Era a mulher do 2º direito que não largava o africano, por muito que a sua mulher lhe batesse, e acreditem que não era pouco. Era o africano a bater na negra porque esta não parava de o chatear. Era o africano a bater também na mulher do 2º direito porque também ela não parava de o chatear. Só o marido da mulher do 2º direito é que, apesar de com isso se estar a assumir como corno manso, teve a sagacidade de se manter à margem de toda aquela história e mesmo assim não se livrou de sentir o peso da mão do africano quando este, já cego de ira e farto de bater na mulher dele, achou que o marido também merecia uma valente chapada por não saber controlar a sua mulher.
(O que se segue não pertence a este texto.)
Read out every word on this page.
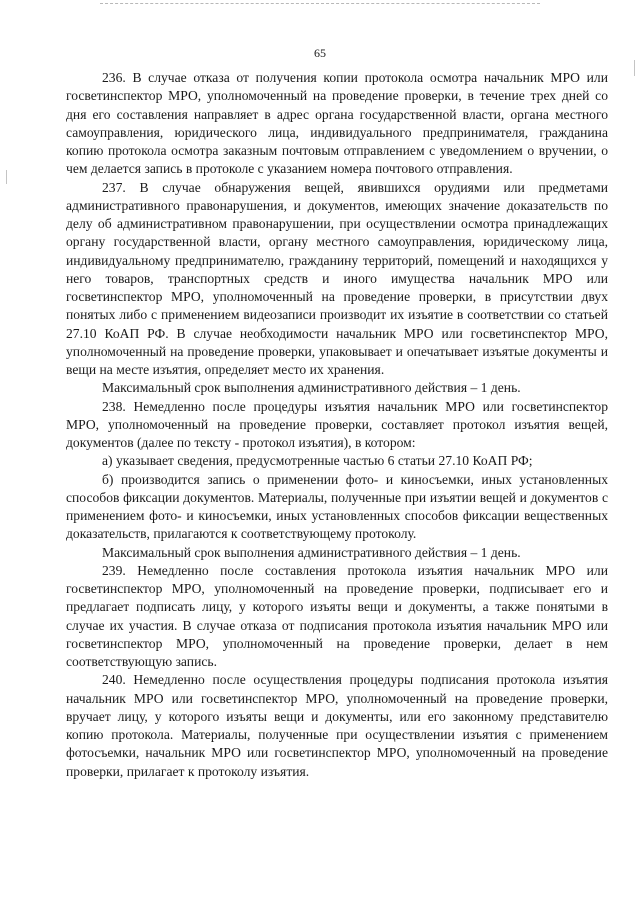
65

236. В случае отказа от получения копии протокола осмотра начальник МРО или госветинспектор МРО, уполномоченный на проведение проверки, в течение трех дней со дня его составления направляет в адрес органа государственной власти, органа местного самоуправления, юридического лица, индивидуального предпринимателя, гражданина копию протокола осмотра заказным почтовым отправлением с уведомлением о вручении, о чем делается запись в протоколе с указанием номера почтового отправления.

237. В случае обнаружения вещей, явившихся орудиями или предметами административного правонарушения, и документов, имеющих значение доказательств по делу об административном правонарушении, при осуществлении осмотра принадлежащих органу государственной власти, органу местного самоуправления, юридическому лица, индивидуальному предпринимателю, гражданину территорий, помещений и находящихся у него товаров, транспортных средств и иного имущества начальник МРО или госветинспектор МРО, уполномоченный на проведение проверки, в присутствии двух понятых либо с применением видеозаписи производит их изъятие в соответствии со статьей 27.10 КоАП РФ. В случае необходимости начальник МРО или госветинспектор МРО, уполномоченный на проведение проверки, упаковывает и опечатывает изъятые документы и вещи на месте изъятия, определяет место их хранения.

Максимальный срок выполнения административного действия – 1 день.

238. Немедленно после процедуры изъятия начальник МРО или госветинспектор МРО, уполномоченный на проведение проверки, составляет протокол изъятия вещей, документов (далее по тексту - протокол изъятия), в котором:

а) указывает сведения, предусмотренные частью 6 статьи 27.10 КоАП РФ;

б) производится запись о применении фото- и киносъемки, иных установленных способов фиксации документов. Материалы, полученные при изъятии вещей и документов с применением фото- и киносъемки, иных установленных способов фиксации вещественных доказательств, прилагаются к соответствующему протоколу.

Максимальный срок выполнения административного действия – 1 день.

239. Немедленно после составления протокола изъятия начальник МРО или госветинспектор МРО, уполномоченный на проведение проверки, подписывает его и предлагает подписать лицу, у которого изъяты вещи и документы, а также понятыми в случае их участия. В случае отказа от подписания протокола изъятия начальник МРО или госветинспектор МРО, уполномоченный на проведение проверки, делает в нем соответствующую запись.

240. Немедленно после осуществления процедуры подписания протокола изъятия начальник МРО или госветинспектор МРО, уполномоченный на проведение проверки, вручает лицу, у которого изъяты вещи и документы, или его законному представителю копию протокола. Материалы, полученные при осуществлении изъятия с применением фотосъемки, начальник МРО или госветинспектор МРО, уполномоченный на проведение проверки, прилагает к протоколу изъятия.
Controle este que, de forma a evitar novas chamadas de atenção, começou a ser implementado à força de vergastada. A mulher continuava a não largar a porta do africano, mas não estava preocupado com isso, dava-se por satisfeito por, pelo menos o africano não poderia alegar ser por falta de porrada.
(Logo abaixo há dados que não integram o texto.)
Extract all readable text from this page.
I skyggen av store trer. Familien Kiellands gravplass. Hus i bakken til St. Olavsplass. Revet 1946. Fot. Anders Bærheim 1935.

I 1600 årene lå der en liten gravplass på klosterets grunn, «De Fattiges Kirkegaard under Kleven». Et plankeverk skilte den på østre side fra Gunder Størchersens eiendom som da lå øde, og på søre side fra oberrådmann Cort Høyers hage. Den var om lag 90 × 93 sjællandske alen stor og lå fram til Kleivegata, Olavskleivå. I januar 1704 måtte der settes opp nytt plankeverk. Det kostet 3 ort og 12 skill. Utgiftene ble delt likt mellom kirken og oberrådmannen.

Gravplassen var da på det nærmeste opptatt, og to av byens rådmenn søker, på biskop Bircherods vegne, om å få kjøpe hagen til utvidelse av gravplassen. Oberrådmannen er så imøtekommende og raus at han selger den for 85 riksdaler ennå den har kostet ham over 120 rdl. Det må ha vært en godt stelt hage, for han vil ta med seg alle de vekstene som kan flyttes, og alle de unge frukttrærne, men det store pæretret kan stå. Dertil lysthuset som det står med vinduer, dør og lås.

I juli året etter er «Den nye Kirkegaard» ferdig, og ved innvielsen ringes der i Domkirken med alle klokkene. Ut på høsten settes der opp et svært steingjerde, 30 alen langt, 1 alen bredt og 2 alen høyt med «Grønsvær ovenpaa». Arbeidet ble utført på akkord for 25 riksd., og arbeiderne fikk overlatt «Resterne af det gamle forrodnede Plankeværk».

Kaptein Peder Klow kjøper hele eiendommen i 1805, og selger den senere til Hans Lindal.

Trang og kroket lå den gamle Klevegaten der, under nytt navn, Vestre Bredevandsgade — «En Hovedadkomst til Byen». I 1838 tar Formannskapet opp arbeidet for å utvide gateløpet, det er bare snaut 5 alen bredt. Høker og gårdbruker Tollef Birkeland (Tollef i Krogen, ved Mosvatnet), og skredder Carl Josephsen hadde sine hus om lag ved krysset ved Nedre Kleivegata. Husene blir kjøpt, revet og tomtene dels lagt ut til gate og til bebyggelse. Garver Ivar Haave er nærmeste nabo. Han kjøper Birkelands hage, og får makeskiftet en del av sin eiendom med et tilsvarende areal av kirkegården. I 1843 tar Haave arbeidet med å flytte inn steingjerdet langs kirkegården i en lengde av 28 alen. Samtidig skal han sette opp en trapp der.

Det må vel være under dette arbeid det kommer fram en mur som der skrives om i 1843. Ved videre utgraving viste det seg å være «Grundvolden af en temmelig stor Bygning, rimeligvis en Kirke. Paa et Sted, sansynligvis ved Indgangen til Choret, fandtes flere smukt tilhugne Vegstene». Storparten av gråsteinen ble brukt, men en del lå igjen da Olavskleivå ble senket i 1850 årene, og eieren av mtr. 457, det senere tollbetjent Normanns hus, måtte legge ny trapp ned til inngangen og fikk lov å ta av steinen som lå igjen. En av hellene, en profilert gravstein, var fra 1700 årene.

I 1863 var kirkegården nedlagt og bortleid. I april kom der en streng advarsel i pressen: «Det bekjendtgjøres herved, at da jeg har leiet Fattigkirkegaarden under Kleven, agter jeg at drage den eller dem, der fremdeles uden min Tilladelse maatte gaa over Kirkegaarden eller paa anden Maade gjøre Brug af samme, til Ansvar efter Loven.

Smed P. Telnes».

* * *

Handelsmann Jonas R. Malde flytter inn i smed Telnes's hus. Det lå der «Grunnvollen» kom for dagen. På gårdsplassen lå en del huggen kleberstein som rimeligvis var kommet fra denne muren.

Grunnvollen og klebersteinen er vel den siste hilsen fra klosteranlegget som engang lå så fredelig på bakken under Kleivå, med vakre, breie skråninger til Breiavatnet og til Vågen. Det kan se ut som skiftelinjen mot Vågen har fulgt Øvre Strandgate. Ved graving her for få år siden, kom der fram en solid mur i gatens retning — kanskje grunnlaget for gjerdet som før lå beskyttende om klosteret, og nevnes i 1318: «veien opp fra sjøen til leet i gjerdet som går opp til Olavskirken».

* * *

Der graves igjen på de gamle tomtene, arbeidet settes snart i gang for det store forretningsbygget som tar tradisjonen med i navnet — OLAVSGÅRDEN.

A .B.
Seria de pensar que as coisas não se podiam complicar mais, mas não era verdade. O clímax foi atingido quando o homem do 1º esquerdo, que era pianista, começou a ficar sem condições para praticar. Ainda me lembro da maravilhosa sensação que era entrar no prédio e ouvir baixinho uma tocata de Bach ou uma valsa de Strauss. Agora apenas se ouviam gritos e ruído. Já no limite da sua paciência decidiu envolver a polícia. Foi aí que as coisas se tornaram realmente complicadas. Em vez de resolverem o problema do barulho e tentarem pôr ordem naquela gente, deram ouvidos à mulher do 2º frente, divorciada, ressabiada e revoltada com a humanidade, que lhes disse que o homem do 1º direito cultivava plantas estranhas e saia frequentemente com pacotes suspeitos debaixo do braço. Ignorado as razões que os tinham levado lá, começaram então, desconfiados, a chatear o pobre do homem do 1º direito. Quando o abordaram e ele lhes disse que era biólogo, que fazia experiências com trigo e o conteúdo do pacote era farinha, reagiram como lhes tivesse dito que era produtor de droga. Lá infernizaram a vida ao homem até se ter provado em tribunal que de facto não havia nenhuma ilegalidade nas suas actividades e, despeitados, processaram-no por dois CDs piratas que tinha em casa. Passaram então a ser verbalmente ofendidos de forma eloquente pela velhota do 1º frente, revolucionária radical, cujo ódio à autoridade apenas precisava de uma desculpa para libertar a sua afiadíssima língua. Conclusão: a confusão normal manteve-se, a única diferença era que aumentava consideravelmente quando a polícia aparecia por lá, ameaçando mesmo levar toda a gente do prédio para a esquadra.
Foi aí que percebi que tinha que me mudar.